The verdict on GTA: Nothing to think about here. Just do it. There is nothing but positives here.
The Cities #4: Quebec City
- When the Nordiques left, it was perhaps the saddest relocation of them all. A dedicated fan base had their team ripped from them, and just as they were getting good. How heartbreaking it must have been as they built up for years, and then won the Cup in their first year in Colorado?
- I only want them back if they will still be called the Nordiques, and will still have those incredible blue and white jerseys. Even though they have been gone for a long time, those are still some of the best threads in the league.
- They are building a brand-new arena, that will be ready to go as soon as they are awarded a team.
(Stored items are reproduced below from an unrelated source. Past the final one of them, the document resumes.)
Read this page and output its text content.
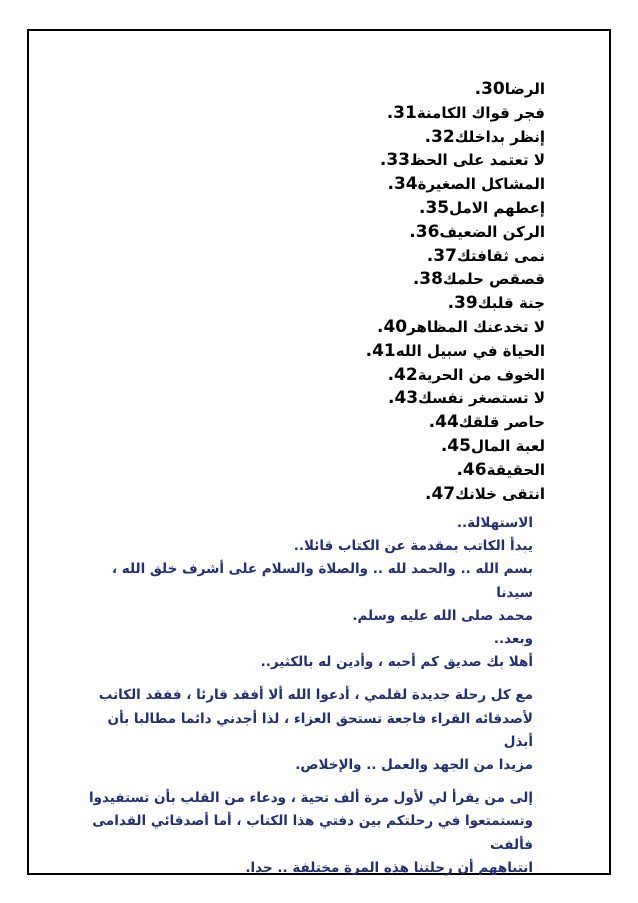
الرضا30.
فجر قواك الكامنة31.
إنظر بداخلك32.
لا تعتمد على الحظ33.
المشاكل الصغيرة34.
إعطهم الامل35.
الركن الضعيف36.
نمى ثقافتك37.
قصقص حلمك38.
جنة قلبك39.
لا تخدعنك المظاهر40.
الحياة في سبيل الله41.
الخوف من الحرية42.
لا تستصغر نفسك43.
حاصر قلقك44.
لعبة المال45.
الحقيقة46.
انتقى خلانك47.

الاستهلالة..

يبدأ الكاتب بمقدمة عن الكتاب قائلا..

بسم الله .. والحمد لله .. والصلاة والسلام على أشرف خلق الله ، سيدنا

محمد صلى الله عليه وسلم.

وبعد..

أهلا بك صديق كم أحبه ، وأدين له بالكثير..

مع كل رحلة جديدة لقلمي ، أدعوا الله ألا أفقد قارئا ، ففقد الكاتب

لأصدقائه القراء فاجعة تستحق العزاء ، لذا أجدني دائما مطالبا بأن أبذل

مزيدا من الجهد والعمل .. والإخلاص.

إلى من يقرأ لي لأول مرة ألف تحية ، ودعاء من القلب بأن تستفيدوا

وتستمتعوا في رحلتكم بين دفتي هذا الكتاب ، أما أصدقائي القدامى فألفت

انتباههم أن رحلتنا هذه المرة مختلفة .. جدا.
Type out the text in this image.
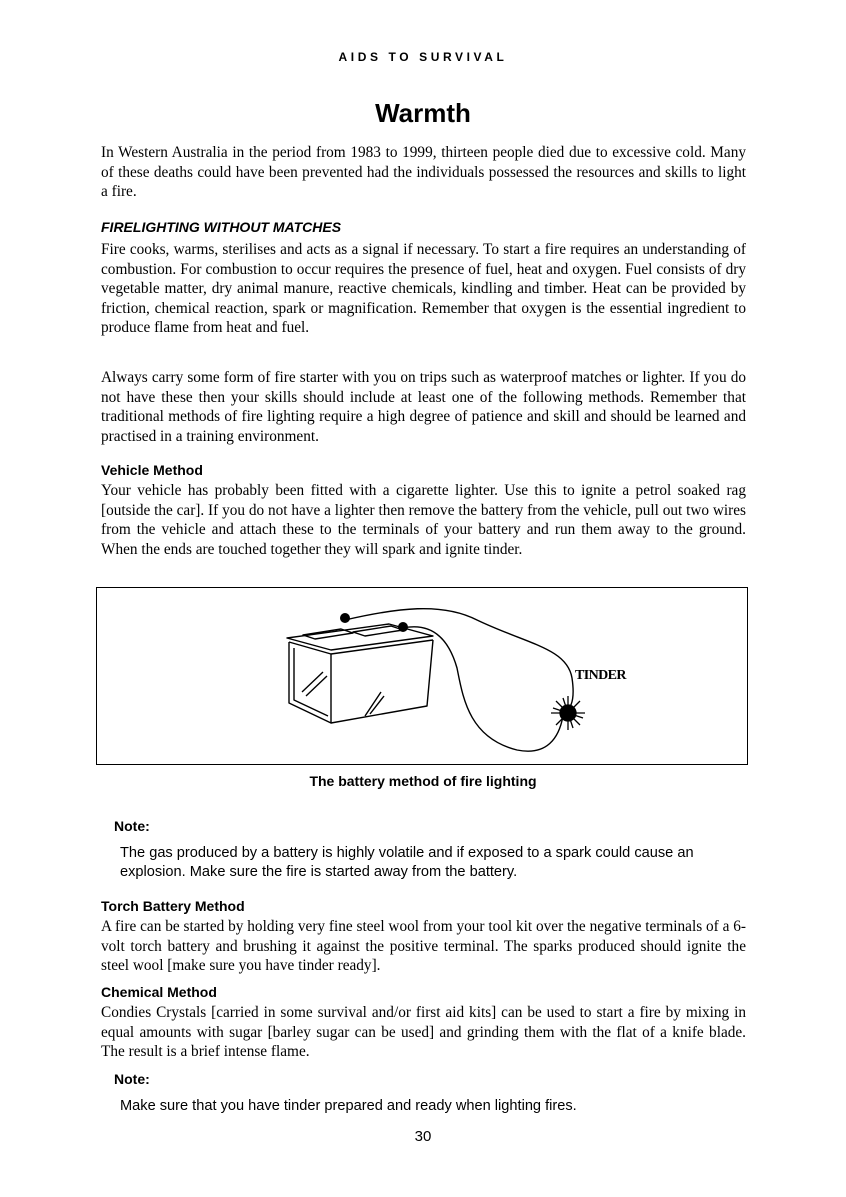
AIDS TO SURVIVAL
Warmth

In Western Australia in the period from 1983 to 1999, thirteen people died due to excessive cold. Many of these deaths could have been prevented had the individuals possessed the resources and skills to light a fire.

FIRELIGHTING WITHOUT MATCHES

Fire cooks, warms, sterilises and acts as a signal if necessary. To start a fire requires an understanding of combustion. For combustion to occur requires the presence of fuel, heat and oxygen. Fuel consists of dry vegetable matter, dry animal manure, reactive chemicals, kindling and timber. Heat can be provided by friction, chemical reaction, spark or magnification. Remember that oxygen is the essential ingredient to produce flame from heat and fuel.

Always carry some form of fire starter with you on trips such as waterproof matches or lighter. If you do not have these then your skills should include at least one of the following methods. Remember that traditional methods of fire lighting require a high degree of patience and skill and should be learned and practised in a training environment.

Vehicle Method

Your vehicle has probably been fitted with a cigarette lighter. Use this to ignite a petrol soaked rag [outside the car]. If you do not have a lighter then remove the battery from the vehicle, pull out two wires from the vehicle and attach these to the terminals of your battery and run them away to the ground. When the ends are touched together they will spark and ignite tinder.

TINDER

The battery method of fire lighting

Note:

The gas produced by a battery is highly volatile and if exposed to a spark could cause an explosion. Make sure the fire is started away from the battery.

Torch Battery Method

A fire can be started by holding very fine steel wool from your tool kit over the negative terminals of a 6-volt torch battery and brushing it against the positive terminal. The sparks produced should ignite the steel wool [make sure you have tinder ready].

Chemical Method

Condies Crystals [carried in some survival and/or first aid kits] can be used to start a fire by mixing in equal amounts with sugar [barley sugar can be used] and grinding them with the flat of a knife blade. The result is a brief intense flame.

Note:

Make sure that you have tinder prepared and ready when lighting fires.

30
- The Habs-Nords was one of the best rivalries in the league, and Montreal has never been able to replicate it. Sure, there is some hate between Montreal and Toronto, but nothing like the in-province rivalry with the capital city. Montreal-Ottawa has never really taken off, considering how close those two teams are to one another. The league wants it to be amazing, but it isn’t. Problem solved with the return of the Nordiques.
- This is a fan base that would be patient as they built themselves into winners once again. Giving them an expansion team would be fine, as they fans would follow them with passion until they were good.
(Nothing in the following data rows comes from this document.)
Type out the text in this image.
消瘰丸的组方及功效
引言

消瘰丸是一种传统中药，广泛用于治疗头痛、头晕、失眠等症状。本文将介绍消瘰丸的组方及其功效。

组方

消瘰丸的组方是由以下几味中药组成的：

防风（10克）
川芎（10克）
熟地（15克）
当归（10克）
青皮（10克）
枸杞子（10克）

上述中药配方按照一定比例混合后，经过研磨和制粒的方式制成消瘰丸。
The Verdict on Quebec City: This is my #1 choice for a new team. Bring them back, sign them up now. Being someone who can’t find any reason to cheer for any of the Canadian teams, I would instantly become a Nordiques fan the second of their return.
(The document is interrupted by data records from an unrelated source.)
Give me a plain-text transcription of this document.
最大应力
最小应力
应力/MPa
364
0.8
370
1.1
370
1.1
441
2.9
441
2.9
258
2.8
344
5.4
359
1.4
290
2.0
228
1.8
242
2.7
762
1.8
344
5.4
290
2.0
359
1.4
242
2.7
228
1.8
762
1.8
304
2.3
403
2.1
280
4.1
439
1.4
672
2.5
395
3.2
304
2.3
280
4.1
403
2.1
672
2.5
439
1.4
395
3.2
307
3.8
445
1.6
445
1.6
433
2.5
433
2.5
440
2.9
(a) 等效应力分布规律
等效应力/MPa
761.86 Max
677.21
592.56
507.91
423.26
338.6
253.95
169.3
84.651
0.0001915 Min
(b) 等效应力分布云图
Gary Bettman has stated time and again that the league is not thinking of expanding just yet, but we all know that there is probably something in the works. I think if the league is going to do it, then it should do it all at once, to put the new teams on level playing ground, and so that they can grow together. Make it a big shock for the league, all at once, instead of dribbling out new teams over a few years, as they did with their two-at-a-time expansion of the 90’s and 00’s. Make it happen, establish them, and let them grow.
And then we can worry about contraction.